イッソス以前と以後の戦略的環境の決定的な違いはそこにある。
イッソス以前のペルシャは戦を回避するだけで勝利を手中にすることが出来た。
しかしイッソス以後は積極的にマケドニアに勝利することなくしてペルシャの勝利はなくなったのだ。

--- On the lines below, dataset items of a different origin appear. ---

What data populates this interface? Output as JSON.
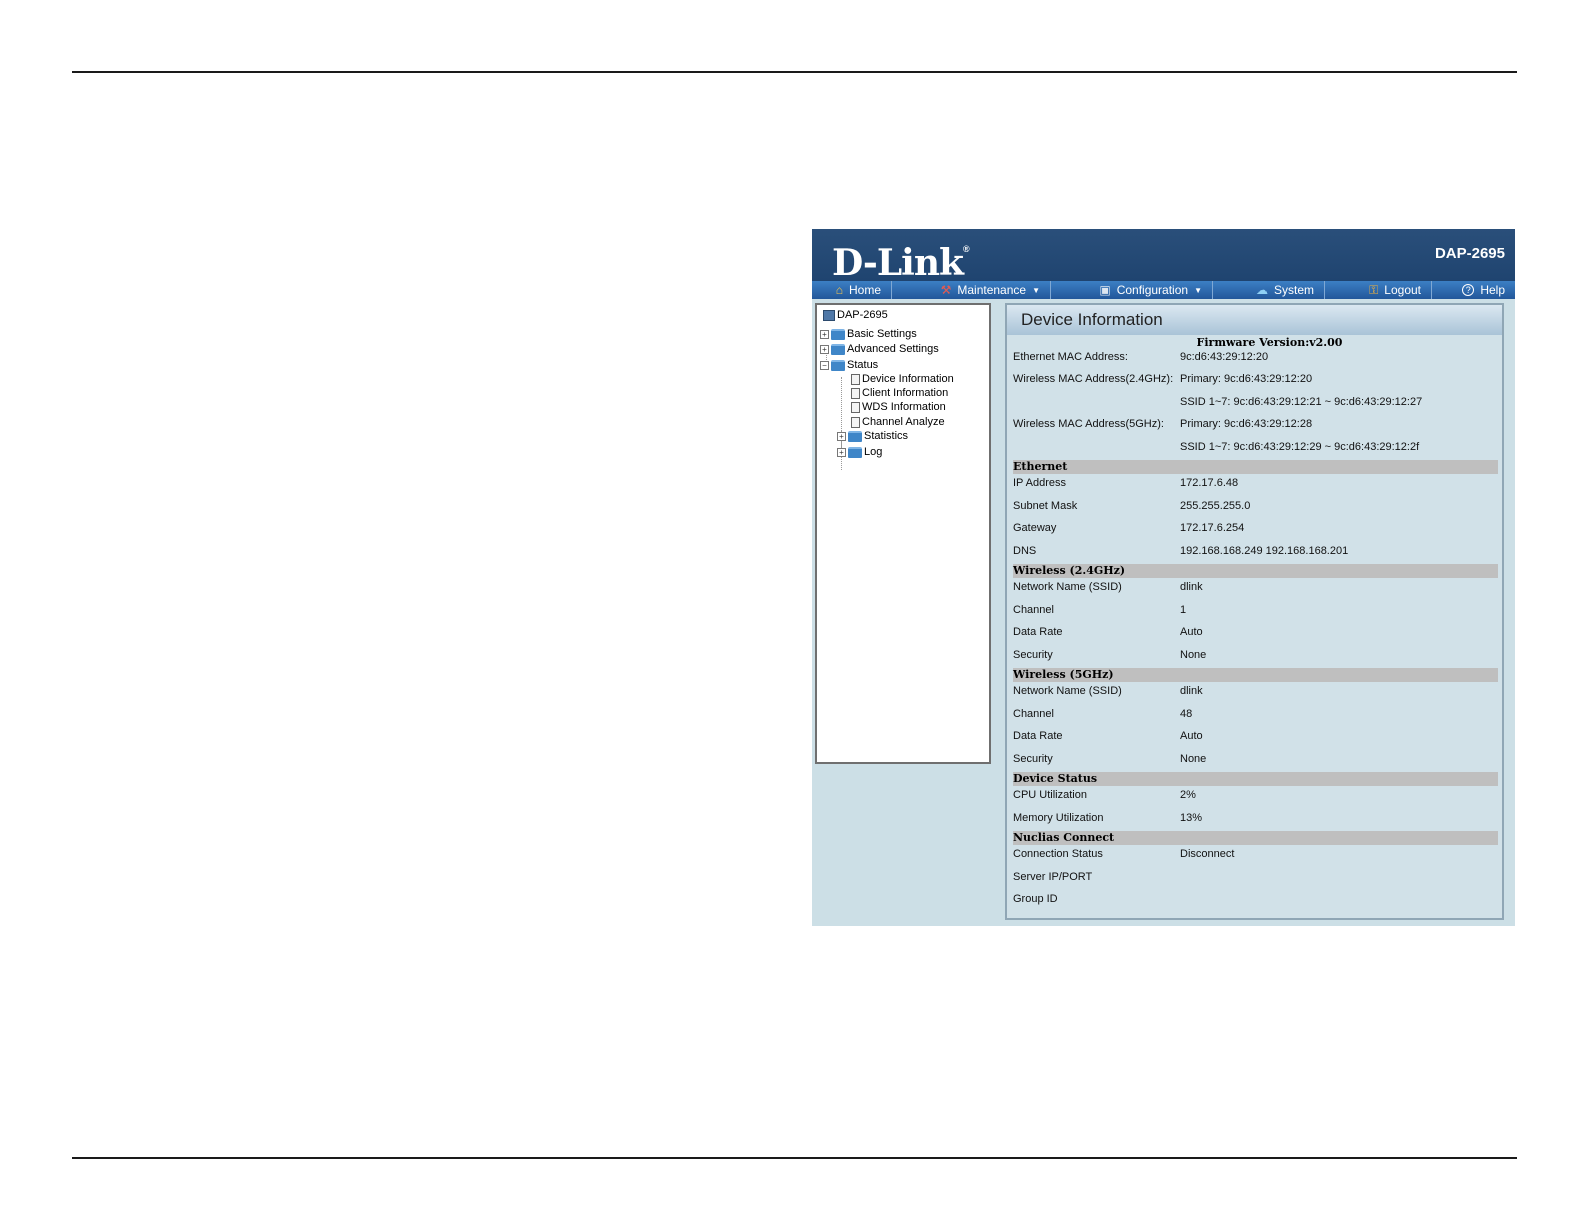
{
  "header": {
    "logo": "D-Link",
    "logo_reg": "®",
    "model": "DAP-2695"
  },
  "menu": [
    {
      "label": "Home",
      "icon": "home-icon",
      "glyph": "⌂",
      "caret": false
    },
    {
      "label": "Maintenance",
      "icon": "tools-icon",
      "glyph": "⚒",
      "caret": true
    },
    {
      "label": "Configuration",
      "icon": "disk-icon",
      "glyph": "▣",
      "caret": true
    },
    {
      "label": "System",
      "icon": "system-icon",
      "glyph": "☁",
      "caret": false
    },
    {
      "label": "Logout",
      "icon": "key-icon",
      "glyph": "⚿",
      "caret": false
    },
    {
      "label": "Help",
      "icon": "help-icon",
      "glyph": "?",
      "caret": false
    }
  ],
  "tree": {
    "root": "DAP-2695",
    "basic": "Basic Settings",
    "advanced": "Advanced Settings",
    "status": "Status",
    "device_info": "Device Information",
    "client_info": "Client Information",
    "wds_info": "WDS Information",
    "channel_analyze": "Channel Analyze",
    "statistics": "Statistics",
    "log": "Log"
  },
  "panel": {
    "title": "Device Information",
    "firmware": "Firmware Version:v2.00",
    "general": [
      {
        "k": "Ethernet MAC Address:",
        "v": "9c:d6:43:29:12:20"
      },
      {
        "k": "Wireless MAC Address(2.4GHz):",
        "v": "Primary: 9c:d6:43:29:12:20"
      },
      {
        "k": "",
        "v": "SSID 1~7: 9c:d6:43:29:12:21 ~ 9c:d6:43:29:12:27"
      },
      {
        "k": "Wireless MAC Address(5GHz):",
        "v": "Primary: 9c:d6:43:29:12:28"
      },
      {
        "k": "",
        "v": "SSID 1~7: 9c:d6:43:29:12:29 ~ 9c:d6:43:29:12:2f"
      }
    ],
    "ethernet": {
      "title": "Ethernet",
      "rows": [
        {
          "k": "IP Address",
          "v": "172.17.6.48"
        },
        {
          "k": "Subnet Mask",
          "v": "255.255.255.0"
        },
        {
          "k": "Gateway",
          "v": "172.17.6.254"
        },
        {
          "k": "DNS",
          "v": "192.168.168.249 192.168.168.201"
        }
      ]
    },
    "wireless24": {
      "title": "Wireless (2.4GHz)",
      "rows": [
        {
          "k": "Network Name (SSID)",
          "v": "dlink"
        },
        {
          "k": "Channel",
          "v": "1"
        },
        {
          "k": "Data Rate",
          "v": "Auto"
        },
        {
          "k": "Security",
          "v": "None"
        }
      ]
    },
    "wireless5": {
      "title": "Wireless (5GHz)",
      "rows": [
        {
          "k": "Network Name (SSID)",
          "v": "dlink"
        },
        {
          "k": "Channel",
          "v": "48"
        },
        {
          "k": "Data Rate",
          "v": "Auto"
        },
        {
          "k": "Security",
          "v": "None"
        }
      ]
    },
    "device_status": {
      "title": "Device Status",
      "rows": [
        {
          "k": "CPU Utilization",
          "v": "2%"
        },
        {
          "k": "Memory Utilization",
          "v": "13%"
        }
      ]
    },
    "nuclias": {
      "title": "Nuclias Connect",
      "rows": [
        {
          "k": "Connection Status",
          "v": "Disconnect"
        },
        {
          "k": "Server IP/PORT",
          "v": ""
        },
        {
          "k": "Group ID",
          "v": ""
        }
      ]
    }
  }
}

何よりも大きなのは、不滅の大帝国に思われた大ペルシャが決して不滅ではなく西方の蛮国によって滅ぼされてしまう可能性があることを知らしめたということにある。
ペルシャ世界はこのとき初めて滅亡、という言葉を意識せざるを得なかったのであった。
とはいえまだまだ両国の国力の差は冠絶していた。
マケドニアを仰天させたダマスカスの物資ですらペルシャにとっては取りに足らぬものにすぎない。
反抗する力は十分すぎるほどに残されていたのである。
………実はこのとき、ペルシャに天佑神助が訪れようとしていた。
神に選ばれた英雄たるを自認するアレクサンドロスがフェニキア最大の都市国家テュロスのメルカルト神殿の主祭神がヘラクレスに同定されていることを知り、並々ならぬ関心を寄せていたのである。
そもそもマケドニア王家はその始祖をギリシャ神話の英雄ヘラクレスにおいている。
つまりヘラクレスの末裔たるアレクサンドロスがヘラクレスを祭る神殿を詣で、これを庇護下におくことは彼にとってしごく当然の使命のように思われたのだ。
しかし問題なのは誇り高い海の民たるテュロスの市民がアレクサンドロスの信じる正義を共有することができるかということにあるのであった。
アレクサンドロスの信じる正義が最終的にテュロスに何をもたらすのか、今はただ異邦人たるレオンナトスだけが知っていた。